4. Enter the Poem: Teaching Creative Writing (PCW)
“Poetry existed before writing. Essentially it is a verbal art that enters us not only through your eyes and understanding but through our ears as well…Poetry is something spoken and heard. It is also something we see and write…Poetry always uses all the means of communication the age offers it.” -- Octavio Paz
This workshop is an introduction to the poet’s craft, an exploration of the poet’s craft, and ideally, an application of the poet’s craft. How do we understand poetry and the spoken word? We will use text and other forms of media to develop our view of poetry as a communicative art. Any discipline requires practice, but it should also make room for error and improvisation. In this workshop, participants will utilize writing prompts, discussion models, and journals to develop greater understanding of craft and the creative process.
5. Going Online to Share and Comment on Student Writing (GO)

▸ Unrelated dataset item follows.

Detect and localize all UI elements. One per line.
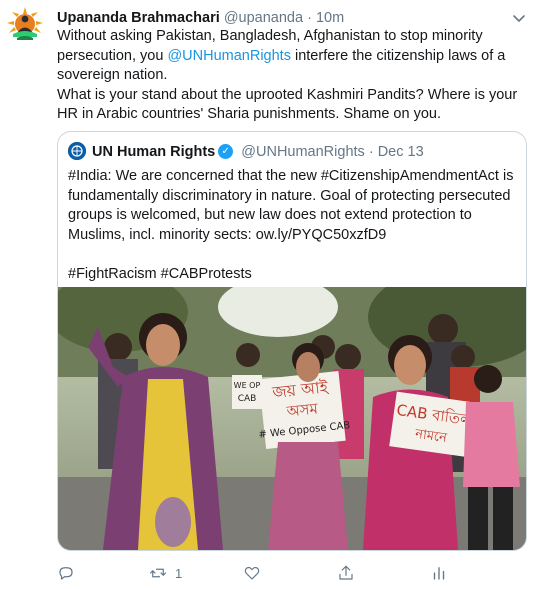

Using Google Docs, students can conveniently share drafts with audiences of their classmates and teachers, co-author drafts, and comment on each other's drafts. In this hands-on workshop, participants will use computers to practice each of these activities with their colleagues and explore their pedagogical potential.
6. Moving Beyond Theme: Teaching the Literary Essay (TLE)
This workshop will offer practical strategies to help students move beyond the categorization of broad common themes (man vs man, man vs nature, etc.) to an analysis of the language of the text. The emphasis will be on the appropriate choice and integration of quotations, common errors and pitfalls for student writers of the academic essay, and strategies to enable students to focus on craft versus plot. We will look at assignments that have been used successfully in the classroom as well as brainstorm ways to design creative and enriching assignments for literary analysis.
7. Teaching the Academic Essay (and making rhetorical arguments) (AE)
Although “essay” is derived from the French essayer, “to try,” readers expect a finished and coherent analysis when they read an academic essay. More specifically, when our students write about literature they are judged on their ability to articulate a thesis, support it with evidence, and interpret that evidence accurately. Ideally, the essayist also takes some risks, explores new territory, and speaks with a distinctive voice. How then do we bridge the gaps between text and analysis, structure and risk, form and content? This workshop explores the academic essay as, first and foremost, an act of communication. We will pay particular attention to text, audience, and purpose. Finally, we hope to explore the various expectations for students writing in the high school context—-classroom exams/projects/activities, Regents, SATs, AP exams--and in college classes. Participants will be asked both to write collaboratively and to reflect upon the writing process, from the initial encounter with text to recursive editing and polishing. We will finish by sharing ways in which writerly practices might be translated into classroom protocols and by reflecting on their usefulness for our own writing.
8. Assessing Writing as a Core Standard (AWCS)
This workshop will present an overview of the Common Core Standards as they apply to writing and reading and will discuss some of the critiques of them. Once this background is established, we will explore some successful assessment practices—establishing curriculum guidelines, goals, and objective; creating rubrics; developing syllabi; working with faculty—in light of the Core Standards and, perhaps more importantly, in light of the kinds of writing and reading skills entering college students are expected to possess. In addition, we will workshop sample student writing and writing assignments as we develop strategies to create assignments and rubrics that facilitate student learning in reading and writing.